Between 1960 and 1962, Celibidache gave master classes for young conductors at the Accademia Musicale Chigiana in Sienna, Italy, and later on in Fontainebleau, France and Munich, Germany. In 1979, Celibidache was appointed Munich’s general musical director and tenure-track conductor of the Philharmonic Orchestra in that city. With Celibidache at the helm, the Munich Philharmonic Orchestra became one of the world’s best orchestras.


Sergiu Celibidache was a great performer of post-Romantic music, being acknowledged as the second-to-none conductor of Anton Bruckner’s symphonies, as well as the French impressionists from Claude Debussy to Maurice Ravel. Celibidache also authored an impressive Requiem, four symphonies and a Concerto for piano and orchestra. According to Celibidache, music meant a lot more than euphoria.

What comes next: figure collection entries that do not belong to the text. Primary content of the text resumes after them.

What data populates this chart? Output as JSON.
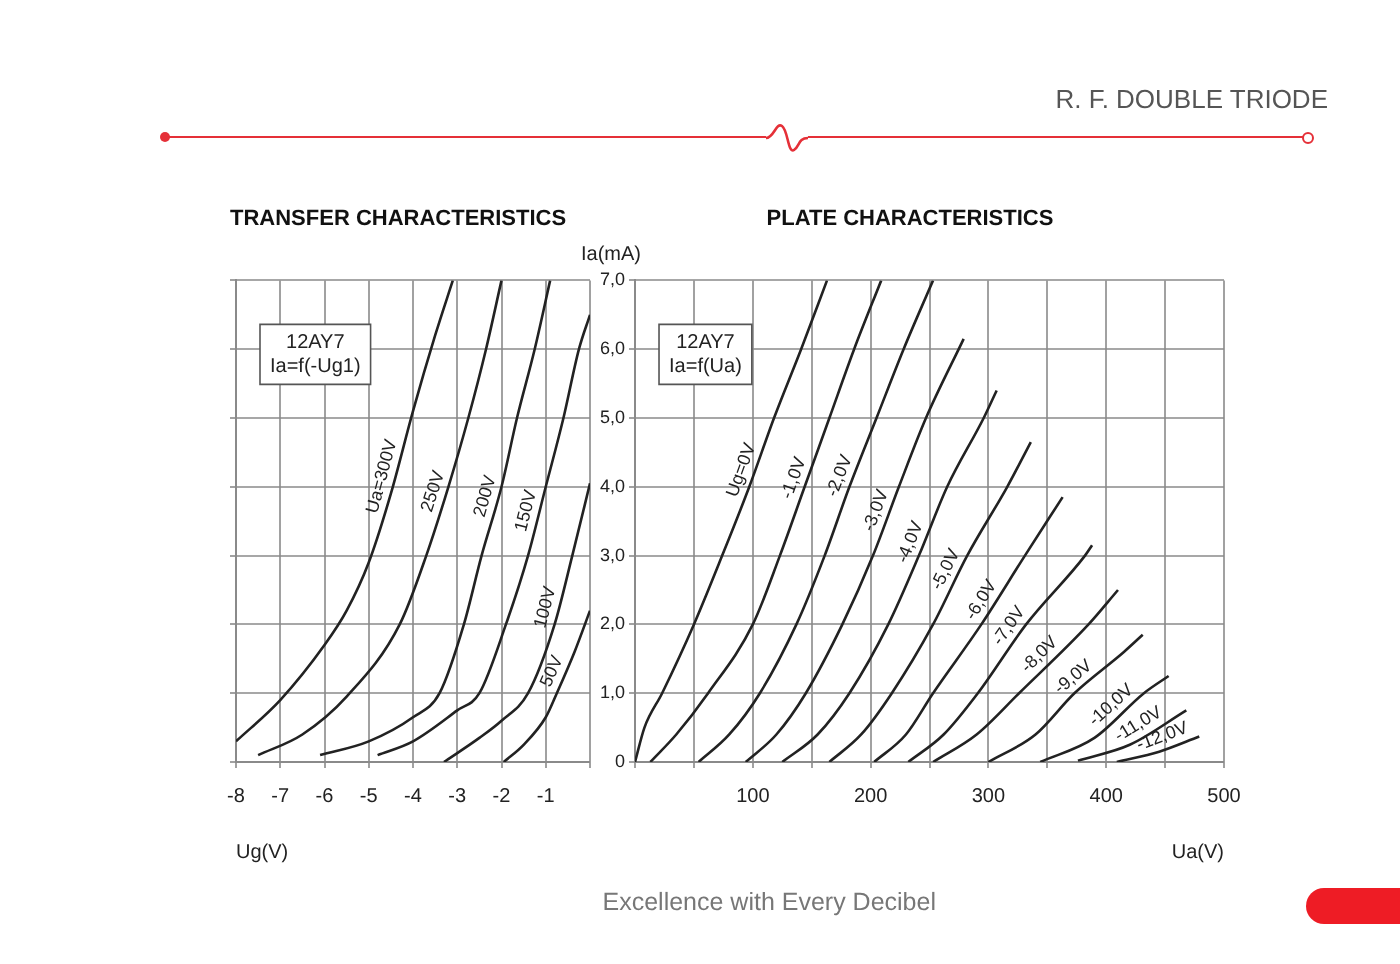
{
  "chart_data": [
    {
      "type": "other",
      "title": "R. F. DOUBLE TRIODE",
      "annotations": [
        "Excellence with Every Decibel"
      ]
    },
    {
      "type": "line",
      "title": "TRANSFER CHARACTERISTICS",
      "xlabel": "Ug(V)",
      "annotations": [
        "12AY7",
        "Ia=f(-Ug1)"
      ],
      "xlim": [
        -8,
        0
      ],
      "xticks": [
        -8,
        -7,
        -6,
        -5,
        -4,
        -3,
        -2,
        -1,
        {
          "value": 0,
          "label": null
        }
      ],
      "ylim": [
        0,
        7
      ],
      "yticks": [
        0,
        1,
        2,
        3,
        4,
        5,
        6,
        7
      ],
      "tick_labels": "x",
      "grid": true,
      "legend": false,
      "marker": "none",
      "series": [
        {
          "name": "Ua=300V",
          "color": "#222222",
          "x": [
            -8,
            -7,
            -6,
            -5.5,
            -5,
            -4.5,
            -4,
            -3.5,
            -3.1
          ],
          "values": [
            0.3,
            0.9,
            1.7,
            2.2,
            2.9,
            3.9,
            5.1,
            6.2,
            7.0
          ]
        },
        {
          "name": "250V",
          "color": "#222222",
          "x": [
            -7.5,
            -6.5,
            -5.5,
            -4.3,
            -3.7,
            -3.2,
            -2.75,
            -2.35,
            -2.0
          ],
          "values": [
            0.1,
            0.4,
            0.95,
            2.0,
            3.0,
            4.0,
            5.0,
            6.0,
            7.0
          ]
        },
        {
          "name": "200V",
          "color": "#222222",
          "x": [
            -6.1,
            -5,
            -4,
            -3.4,
            -2.85,
            -2.45,
            -2,
            -1.65,
            -1.25,
            -0.9
          ],
          "values": [
            0.1,
            0.3,
            0.65,
            1.0,
            2.0,
            3.0,
            4.0,
            5.0,
            6.0,
            7.0
          ]
        },
        {
          "name": "150V",
          "color": "#222222",
          "x": [
            -4.8,
            -4,
            -3,
            -2.5,
            -1.9,
            -1.4,
            -1,
            -0.6,
            -0.25,
            0
          ],
          "values": [
            0.1,
            0.3,
            0.75,
            1.0,
            2.0,
            3.0,
            4.0,
            5.0,
            6.0,
            6.5
          ]
        },
        {
          "name": "100V",
          "color": "#222222",
          "x": [
            -3.3,
            -2.5,
            -2,
            -1.4,
            -0.8,
            -0.4,
            0
          ],
          "values": [
            0,
            0.35,
            0.6,
            1.0,
            2.0,
            3.0,
            4.05
          ]
        },
        {
          "name": "50V",
          "color": "#222222",
          "x": [
            -1.95,
            -1.5,
            -1,
            -0.75,
            -0.35,
            0
          ],
          "values": [
            0,
            0.25,
            0.65,
            1.0,
            1.6,
            2.2
          ]
        }
      ]
    },
    {
      "type": "line",
      "title": "PLATE CHARACTERISTICS",
      "xlabel": "Ua(V)",
      "ylabel": "Ia(mA)",
      "annotations": [
        "12AY7",
        "Ia=f(Ua)"
      ],
      "xlim": [
        0,
        500
      ],
      "xticks": [
        {
          "value": 0,
          "label": null
        },
        {
          "value": 50,
          "label": null
        },
        100,
        {
          "value": 150,
          "label": null
        },
        200,
        {
          "value": 250,
          "label": null
        },
        300,
        {
          "value": 350,
          "label": null
        },
        400,
        {
          "value": 450,
          "label": null
        },
        500
      ],
      "ylim": [
        0,
        7
      ],
      "yticks": [
        {
          "value": 0,
          "label": "0"
        },
        {
          "value": 1,
          "label": "1,0"
        },
        {
          "value": 2,
          "label": "2,0"
        },
        {
          "value": 3,
          "label": "3,0"
        },
        {
          "value": 4,
          "label": "4,0"
        },
        {
          "value": 5,
          "label": "5,0"
        },
        {
          "value": 6,
          "label": "6,0"
        },
        {
          "value": 7,
          "label": "7,0"
        }
      ],
      "grid": true,
      "legend": false,
      "marker": "none",
      "series": [
        {
          "name": "Ug=0V",
          "color": "#222222",
          "x": [
            0,
            8,
            23,
            50,
            74,
            97,
            118,
            141,
            163
          ],
          "values": [
            0,
            0.5,
            1.0,
            2.0,
            3.0,
            4.0,
            5.0,
            6.0,
            7.0
          ]
        },
        {
          "name": "-1,0V",
          "color": "#222222",
          "x": [
            13,
            35,
            62,
            100,
            123,
            144,
            165,
            186,
            209
          ],
          "values": [
            0,
            0.4,
            1.0,
            2.0,
            3.0,
            4.0,
            5.0,
            6.0,
            7.0
          ]
        },
        {
          "name": "-2,0V",
          "color": "#222222",
          "x": [
            54,
            80,
            106,
            137,
            161,
            182,
            205,
            228,
            253
          ],
          "values": [
            0,
            0.4,
            1.0,
            2.0,
            3.0,
            4.0,
            5.0,
            6.0,
            7.0
          ]
        },
        {
          "name": "-3,0V",
          "color": "#222222",
          "x": [
            94,
            120,
            145,
            176,
            202,
            224,
            247,
            279
          ],
          "values": [
            0,
            0.4,
            1.0,
            2.0,
            3.0,
            4.0,
            5.0,
            6.15
          ]
        },
        {
          "name": "-4,0V",
          "color": "#222222",
          "x": [
            125,
            155,
            182,
            215,
            241,
            265,
            296,
            307
          ],
          "values": [
            0,
            0.4,
            1.0,
            2.0,
            3.0,
            4.0,
            5.0,
            5.4
          ]
        },
        {
          "name": "-5,0V",
          "color": "#222222",
          "x": [
            165,
            192,
            218,
            253,
            282,
            316,
            336
          ],
          "values": [
            0,
            0.4,
            1.0,
            2.0,
            3.0,
            4.0,
            4.65
          ]
        },
        {
          "name": "-6,0V",
          "color": "#222222",
          "x": [
            203,
            230,
            253,
            294,
            331,
            363
          ],
          "values": [
            0,
            0.4,
            1.0,
            2.0,
            3.0,
            3.85
          ]
        },
        {
          "name": "-7,0V",
          "color": "#222222",
          "x": [
            232,
            262,
            291,
            332,
            382,
            388
          ],
          "values": [
            0,
            0.4,
            1.0,
            2.0,
            3.0,
            3.15
          ]
        },
        {
          "name": "-8,0V",
          "color": "#222222",
          "x": [
            253,
            290,
            326,
            385,
            410
          ],
          "values": [
            0,
            0.4,
            1.0,
            2.0,
            2.5
          ]
        },
        {
          "name": "-9,0V",
          "color": "#222222",
          "x": [
            300,
            340,
            373,
            415,
            431
          ],
          "values": [
            0,
            0.4,
            1.0,
            1.6,
            1.85
          ]
        },
        {
          "name": "-10,0V",
          "color": "#222222",
          "x": [
            344,
            390,
            432,
            453
          ],
          "values": [
            0,
            0.35,
            1.0,
            1.25
          ]
        },
        {
          "name": "-11,0V",
          "color": "#222222",
          "x": [
            376,
            420,
            468
          ],
          "values": [
            0.02,
            0.25,
            0.75
          ]
        },
        {
          "name": "-12,0V",
          "color": "#222222",
          "x": [
            409,
            445,
            479
          ],
          "values": [
            0,
            0.15,
            0.37
          ]
        }
      ]
    }
  ]
}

Sergiu Celibidache: ”Music does not correspond to a form of being, music is becoming, it is something which is born, accrues, reaches its momentum and then dies like a plant, like a feeling, just like any other human activity. Transcending the euphoric stage can lead to what we, only some of us, that is, call music.”


Celibidache’s original conducting style, mainly known for its wide range of tempos, could only be savored in the concert hall. That is why, Celibidache thought that going to a concert meant taking part in the moment “ the music was born”.


For that very reason, for 40 years there were no recordings of his concerts. Celibidache passed away in France in 1996, and it was only after his death that a host of CDs and video recordings were launched on the market; those were recordings Celibidache allowed to be made during his lifetime. For his musical lifetime achievement, Sergiu Celibidache was granted a flurry of distinctions, including that of honorary citizen of Munich, in 1972, honorary member of the Romanian Academy, granted in 1992; then in 1992, Celibidache was awarded the Doctor Honoris Causa distinction by the University of Iasi.

In 1993 Celibidache received the Maximilian Order for Science and Art in Germany.